Im confused why did you say give her 6 months in a new home?


----------



## shinybetta (Jul 3, 2010)

I think he meant 6 months to live. I would buy her for, 5 bucks maybe.


----------



## bettalover2033 (Feb 17, 2010)

I think that she is worth WAY more money than $5

Since she is on AB and is a HM She would be about $20-$30


----------



## CodeRed (Jun 11, 2009)

But she most likely also has birth defects that any ethical breeder wouldn't be trying to exploit. She's probably blind. That, by itself, should make her less than a normal betta because she's not healthy. Albinism SHOULDN'T be bred for. It's not healthy in fish like it's okay in for other animals. It's like breeding for overly large fins that drag bettas down. It's doesn't better the animal, it harms it. This fish would have a much better life if she'd been born a normal, because then she'd be able to fend for herself at least. As it is, she's stuck in a small tank because her breeder is trying to exploit her birth defects and no one wants to take in a fish who's unhealthy.
It shouldn't be encouraged at all.


----------



## bettalover2033 (Feb 17, 2010)

I guess thats true. i agree. I think that this breeder should just give the female a good life while she lives it and stop trying to sell her.


----------



## MrVampire181 (May 12, 2009)

*Note the feedback....this guy has none........


----------



## bettalover2033 (Feb 17, 2010)

do you mean that, that guy has no feedback?


----------



## Min (Jan 18, 2010)

ilovebunnies said:


> Even the albinos need some lovn'!
> A lot of really nice bunnies get passed up cause of their 'evil' eyes.
> This fishy is expensive O.O


 
I totally agree they need sum luving too. Ill take them if no one else will


----------



## MrVampire181 (May 12, 2009)

bettalover2033 said:


> do you mean that, that guy has no feedback?

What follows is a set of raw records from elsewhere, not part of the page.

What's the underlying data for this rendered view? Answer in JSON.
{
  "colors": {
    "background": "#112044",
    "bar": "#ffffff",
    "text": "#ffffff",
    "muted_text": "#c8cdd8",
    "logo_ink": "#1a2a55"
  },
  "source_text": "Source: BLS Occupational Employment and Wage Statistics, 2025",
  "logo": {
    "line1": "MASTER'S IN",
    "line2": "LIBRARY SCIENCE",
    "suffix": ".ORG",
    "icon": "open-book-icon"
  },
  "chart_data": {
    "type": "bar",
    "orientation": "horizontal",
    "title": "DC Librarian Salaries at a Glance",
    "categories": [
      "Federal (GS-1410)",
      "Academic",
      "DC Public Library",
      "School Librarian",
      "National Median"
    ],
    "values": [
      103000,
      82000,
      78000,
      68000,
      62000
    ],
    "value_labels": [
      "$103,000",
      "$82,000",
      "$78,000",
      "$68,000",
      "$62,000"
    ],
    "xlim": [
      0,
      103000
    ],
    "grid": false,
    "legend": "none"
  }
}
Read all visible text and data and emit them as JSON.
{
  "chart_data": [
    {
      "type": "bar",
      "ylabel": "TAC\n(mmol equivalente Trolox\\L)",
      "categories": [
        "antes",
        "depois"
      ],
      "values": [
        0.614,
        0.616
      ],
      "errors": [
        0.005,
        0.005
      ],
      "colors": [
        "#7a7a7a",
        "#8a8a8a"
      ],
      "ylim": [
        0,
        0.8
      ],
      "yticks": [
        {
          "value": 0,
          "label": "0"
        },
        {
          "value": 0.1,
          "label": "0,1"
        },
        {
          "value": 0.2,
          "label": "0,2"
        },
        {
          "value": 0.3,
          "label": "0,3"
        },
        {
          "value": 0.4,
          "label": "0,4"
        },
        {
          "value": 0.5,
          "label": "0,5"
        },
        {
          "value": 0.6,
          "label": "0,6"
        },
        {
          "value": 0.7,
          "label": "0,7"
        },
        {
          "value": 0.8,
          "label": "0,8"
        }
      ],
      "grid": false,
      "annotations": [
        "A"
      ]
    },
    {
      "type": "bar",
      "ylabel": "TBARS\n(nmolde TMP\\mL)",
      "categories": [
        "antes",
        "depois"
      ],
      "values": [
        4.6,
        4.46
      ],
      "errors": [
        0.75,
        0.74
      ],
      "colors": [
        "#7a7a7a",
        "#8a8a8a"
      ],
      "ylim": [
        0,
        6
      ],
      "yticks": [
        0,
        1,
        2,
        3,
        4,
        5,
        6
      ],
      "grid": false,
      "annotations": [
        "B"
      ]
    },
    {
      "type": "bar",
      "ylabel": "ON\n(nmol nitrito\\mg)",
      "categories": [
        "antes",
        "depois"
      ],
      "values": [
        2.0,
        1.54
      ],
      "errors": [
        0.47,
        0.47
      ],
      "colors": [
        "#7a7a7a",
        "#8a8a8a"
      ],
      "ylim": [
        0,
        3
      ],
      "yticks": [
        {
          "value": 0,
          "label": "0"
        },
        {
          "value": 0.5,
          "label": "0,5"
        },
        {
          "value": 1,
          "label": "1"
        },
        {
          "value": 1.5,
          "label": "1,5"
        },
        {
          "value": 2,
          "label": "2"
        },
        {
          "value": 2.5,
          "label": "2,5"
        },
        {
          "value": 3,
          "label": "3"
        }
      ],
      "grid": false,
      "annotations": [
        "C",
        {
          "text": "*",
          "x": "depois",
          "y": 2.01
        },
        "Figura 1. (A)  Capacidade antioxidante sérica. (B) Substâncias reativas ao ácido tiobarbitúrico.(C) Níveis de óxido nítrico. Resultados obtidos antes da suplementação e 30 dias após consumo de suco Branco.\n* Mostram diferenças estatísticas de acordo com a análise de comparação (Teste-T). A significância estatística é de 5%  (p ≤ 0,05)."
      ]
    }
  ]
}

 He has a 0/0 on aquabid....meaning no one has bought his auctions/he's never sold before....kinda sketchy.

I'll ask Linda when I pick up my fish which Thai breeders are scammers....99% of them are legit.


----------



## bettalover2033 (Feb 17, 2010)

MrVampire181 said:


> He has a 0/0 on aquabid....meaning no one has bought his auctions/he's never sold before....kinda sketchy.
> 
> I'll ask Linda when I pick up my fish which Thai breeders are scammers....99% of them are legit.


I dont think that anyone would be stupid enough to buy a $2000, fish


----------



## dramaqueen (Jul 7, 2008)

bettalover2033 said:


> I dont think that anyone would be stupid enough to buy a $2000, fish


Let's hope not! lol


----------



## bettalover2033 (Feb 17, 2010)

dramaqueen said:


> Let's hope not! lol


Exactly lol. Well im glad they he finally stopped and it is growing back so nicely!


----------